Department(s) Physics and Physical Chemistry of Foods
Publication type Refereed Article in a scientific journal
Publication year 2016
Keyword(s) Recoverable energy - network structure - disruption - ovalbumin - activation energy - fine-stranded
Abstract The aim of this study was to relate the activation energy of the disruption of ovalbumin networks to elastically stored energy (i.e. recoverable energy, RE) obtained from mechanical deformation tests. To this end, heat-set ovalbumin gels were prepared at a fixed volume fraction and pH, but varying incubation temperatures. The activation energy required to disrupt the gels was derived from the Arrhenius equation.

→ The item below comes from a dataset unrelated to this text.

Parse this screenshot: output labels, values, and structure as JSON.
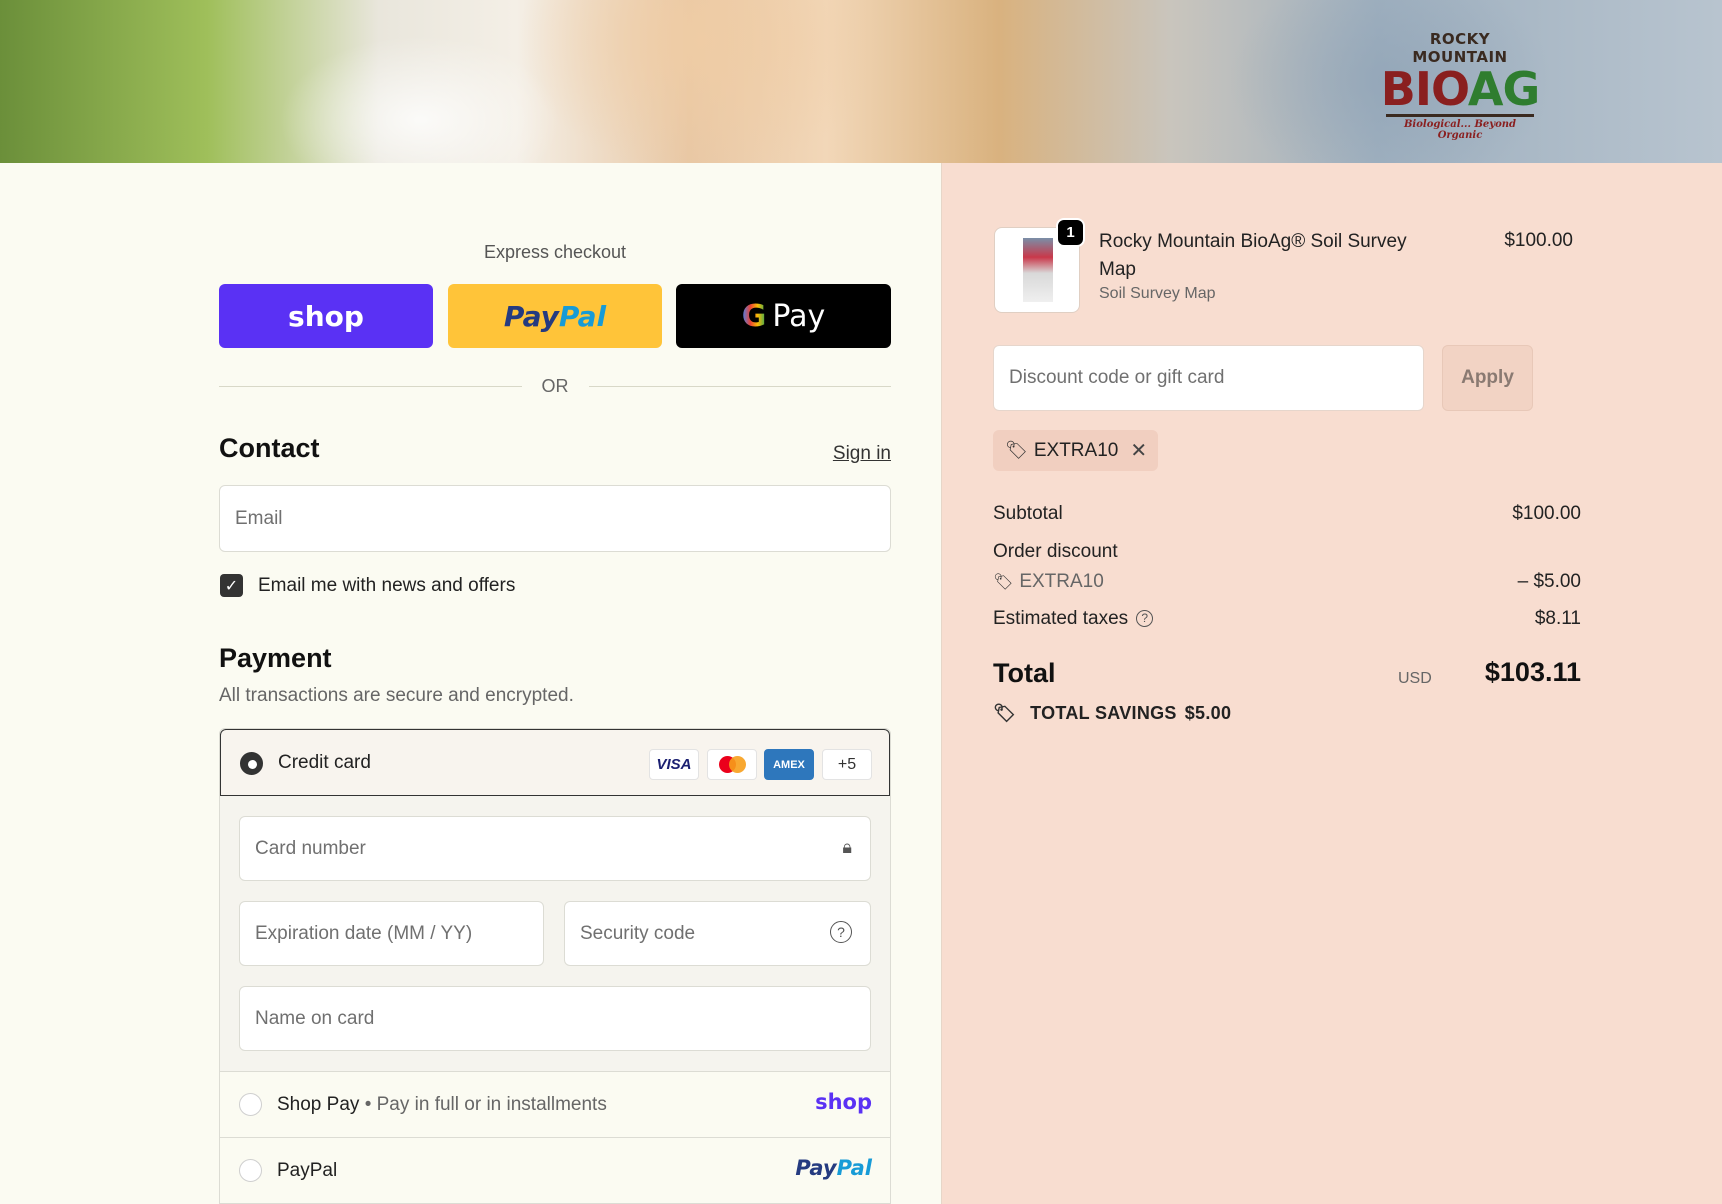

Increasing incubation temperature from 65 to 95 °C during gel formation resulted in a gradual increase in the activation energy up to a factor of ∼ 8. Gels obtained at or just below the protein denaturation temperature of around 75 °C had significantly lower recoverable energy (RE). These latter gels also had lower fracture stress and strain. At incubation temperatures above 70 °C RE was constant around 75 %, although a steady increase in activation energy was observed. This demonstrates that storing energy in a protein network is not directly related to the interactions that make up the network. A combination of electron microscopy, water holding, and stress relaxation experiments were performed to study the different energy dissipation modes. It was shown that different dissipation modes for various gels were comparable, and this explains why the RE was similar, with the exception of gels prepared at lower incubation temperatures where (micro) fracture events could have occurred that lowered the RE. These results suggest that RE is not a network characteristic related to microstructural or smaller length scale interactions, but the result of various material-related energy dissipation mechanisms.